Les médicaments “orphelins” en danger ?

A l’occasion du colloque “Rare 2011” qui se tient actuellement à Montpellier, les experts s’inquiètent de la menace qui plane au-dessus des médicaments “orphelins” , ces médicaments développés pour le traitement des maladies rares.

C’est dans un contexte de crise économique généralisée, mais aussi de défiance vis à vis des médicaments, que se tient actuellement à Montpellier le colloque “Rare 2011” qui regroupe les principaux experts en matière de maladies orphelines. Et, compte-tenu de ce contexte difficile, ces derniers s’inquiètent de la menace qui plane au-dessus des médicaments dits “orphelins”, ces médicaments destinés au traitement des maladies rares.

Alors que depuis 2000, ces médicaments orphelins bénéficient d’une reglementation européenne incitative, avec une réduction des frais de mise sur le marché, une exclusivité commerciale de 10 ans, et la possibilité d’aides nationales,  les experts s’interrogent sur l’avenir de ce statut particulier. La question du prix excessif des ces médicaments a notamment fait l’objet de vives discussions entre les intervenants.

“Le prix ne doit pas être une fatalité”

Ainsi, pour Christel Nourissier, d’Eurordis, l’association européenne pour les maladies rares, “les malades qui souffrent de maladies rares ont droit à des traitements aussi efficaces et sûrs que les autres” et “le prix ne doit pas être une fatalité“. Elle appelle en effet à la solidarité vis à vis de ces malades et l’implication des associations de malades dans la mise en place des essais cliniques.

Mais bien évidemment, du côté des industriels, le volet économique l’emporte le plus souvent.

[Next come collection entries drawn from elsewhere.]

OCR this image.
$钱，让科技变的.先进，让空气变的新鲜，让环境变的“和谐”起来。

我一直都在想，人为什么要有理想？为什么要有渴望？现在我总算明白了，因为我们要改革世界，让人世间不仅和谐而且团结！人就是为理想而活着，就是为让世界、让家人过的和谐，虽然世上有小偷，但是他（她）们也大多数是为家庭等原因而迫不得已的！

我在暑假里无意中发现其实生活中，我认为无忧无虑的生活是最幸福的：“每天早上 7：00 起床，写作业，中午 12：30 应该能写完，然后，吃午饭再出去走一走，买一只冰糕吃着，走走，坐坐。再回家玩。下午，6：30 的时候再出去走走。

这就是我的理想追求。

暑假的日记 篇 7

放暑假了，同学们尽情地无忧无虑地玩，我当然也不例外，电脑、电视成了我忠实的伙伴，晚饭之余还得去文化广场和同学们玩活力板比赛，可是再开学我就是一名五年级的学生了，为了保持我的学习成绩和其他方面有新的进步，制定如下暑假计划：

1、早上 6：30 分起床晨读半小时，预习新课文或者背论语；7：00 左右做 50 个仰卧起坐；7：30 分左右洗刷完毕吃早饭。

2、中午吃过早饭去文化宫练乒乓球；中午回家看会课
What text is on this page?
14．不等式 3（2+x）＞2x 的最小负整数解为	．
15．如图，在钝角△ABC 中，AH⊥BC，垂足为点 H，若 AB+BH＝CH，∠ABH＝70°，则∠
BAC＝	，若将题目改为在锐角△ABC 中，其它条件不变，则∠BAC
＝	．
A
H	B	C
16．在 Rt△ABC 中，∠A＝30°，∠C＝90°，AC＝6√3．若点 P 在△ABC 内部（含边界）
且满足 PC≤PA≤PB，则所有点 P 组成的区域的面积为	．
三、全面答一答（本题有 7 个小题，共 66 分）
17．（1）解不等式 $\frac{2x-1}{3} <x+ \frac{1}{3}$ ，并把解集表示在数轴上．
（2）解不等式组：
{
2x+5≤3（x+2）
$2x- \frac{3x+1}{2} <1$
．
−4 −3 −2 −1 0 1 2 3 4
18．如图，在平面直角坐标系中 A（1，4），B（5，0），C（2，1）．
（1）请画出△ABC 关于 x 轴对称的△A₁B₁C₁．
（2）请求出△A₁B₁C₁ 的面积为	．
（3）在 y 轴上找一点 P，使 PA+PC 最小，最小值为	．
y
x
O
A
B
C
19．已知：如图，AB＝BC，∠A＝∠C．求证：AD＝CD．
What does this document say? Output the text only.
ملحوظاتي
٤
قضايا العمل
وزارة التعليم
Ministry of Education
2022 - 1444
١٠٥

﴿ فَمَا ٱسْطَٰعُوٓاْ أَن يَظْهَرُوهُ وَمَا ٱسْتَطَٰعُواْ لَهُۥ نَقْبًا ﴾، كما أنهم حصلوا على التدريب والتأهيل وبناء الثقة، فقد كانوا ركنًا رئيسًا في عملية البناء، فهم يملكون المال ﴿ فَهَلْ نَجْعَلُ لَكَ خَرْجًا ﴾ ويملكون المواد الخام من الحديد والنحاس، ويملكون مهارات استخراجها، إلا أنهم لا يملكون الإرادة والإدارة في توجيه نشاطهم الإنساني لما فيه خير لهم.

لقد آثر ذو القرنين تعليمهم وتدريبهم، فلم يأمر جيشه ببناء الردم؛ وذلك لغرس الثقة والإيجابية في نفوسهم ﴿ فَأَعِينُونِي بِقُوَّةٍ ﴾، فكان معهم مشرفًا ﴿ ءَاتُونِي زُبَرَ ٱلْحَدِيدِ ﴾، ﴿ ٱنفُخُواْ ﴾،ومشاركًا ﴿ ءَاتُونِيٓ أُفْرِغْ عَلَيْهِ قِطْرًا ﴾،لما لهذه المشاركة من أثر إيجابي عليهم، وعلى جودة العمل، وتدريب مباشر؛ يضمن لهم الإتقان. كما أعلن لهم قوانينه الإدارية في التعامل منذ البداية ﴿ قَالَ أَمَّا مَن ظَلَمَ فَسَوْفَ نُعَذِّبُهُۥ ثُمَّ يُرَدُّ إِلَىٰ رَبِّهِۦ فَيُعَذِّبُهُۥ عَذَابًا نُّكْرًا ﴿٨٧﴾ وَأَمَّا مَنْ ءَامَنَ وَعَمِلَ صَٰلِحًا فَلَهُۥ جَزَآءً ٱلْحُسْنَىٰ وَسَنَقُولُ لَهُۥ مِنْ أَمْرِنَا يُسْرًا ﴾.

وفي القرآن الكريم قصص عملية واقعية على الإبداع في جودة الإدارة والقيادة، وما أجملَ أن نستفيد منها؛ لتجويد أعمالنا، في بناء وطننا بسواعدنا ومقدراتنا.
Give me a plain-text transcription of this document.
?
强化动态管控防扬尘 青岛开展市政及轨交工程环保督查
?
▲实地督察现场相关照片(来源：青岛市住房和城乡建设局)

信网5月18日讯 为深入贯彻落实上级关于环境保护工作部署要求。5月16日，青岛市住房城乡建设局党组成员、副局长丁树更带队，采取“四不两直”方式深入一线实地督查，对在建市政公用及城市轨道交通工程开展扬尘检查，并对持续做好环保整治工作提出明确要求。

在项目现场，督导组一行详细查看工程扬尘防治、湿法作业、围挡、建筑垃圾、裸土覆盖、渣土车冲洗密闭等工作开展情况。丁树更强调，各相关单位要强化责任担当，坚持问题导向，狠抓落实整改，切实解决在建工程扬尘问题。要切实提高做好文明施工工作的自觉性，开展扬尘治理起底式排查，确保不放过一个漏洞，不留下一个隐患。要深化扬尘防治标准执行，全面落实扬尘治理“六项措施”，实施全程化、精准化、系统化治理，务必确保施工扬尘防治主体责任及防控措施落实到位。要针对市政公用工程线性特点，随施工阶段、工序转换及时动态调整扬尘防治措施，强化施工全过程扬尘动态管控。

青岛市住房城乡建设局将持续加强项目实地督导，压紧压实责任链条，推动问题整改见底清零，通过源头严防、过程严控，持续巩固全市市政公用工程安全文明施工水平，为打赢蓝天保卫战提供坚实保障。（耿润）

En France, une maladie est considérée comme rare si elle touche moins de 30.000, ce qui représente un micro marché pour les laboratoires. Sans compter les frais inhérents aux études cliniques réalisées sur une maladie dont on ne sait le plus souvent pas grand chose. “Quand on rajoute des études à des études et qu’on les divise par un faible nombre de patients, ça ne fait qu’augmenter les prix“, explique Antoine Ferry, président des laboratoires CTRS.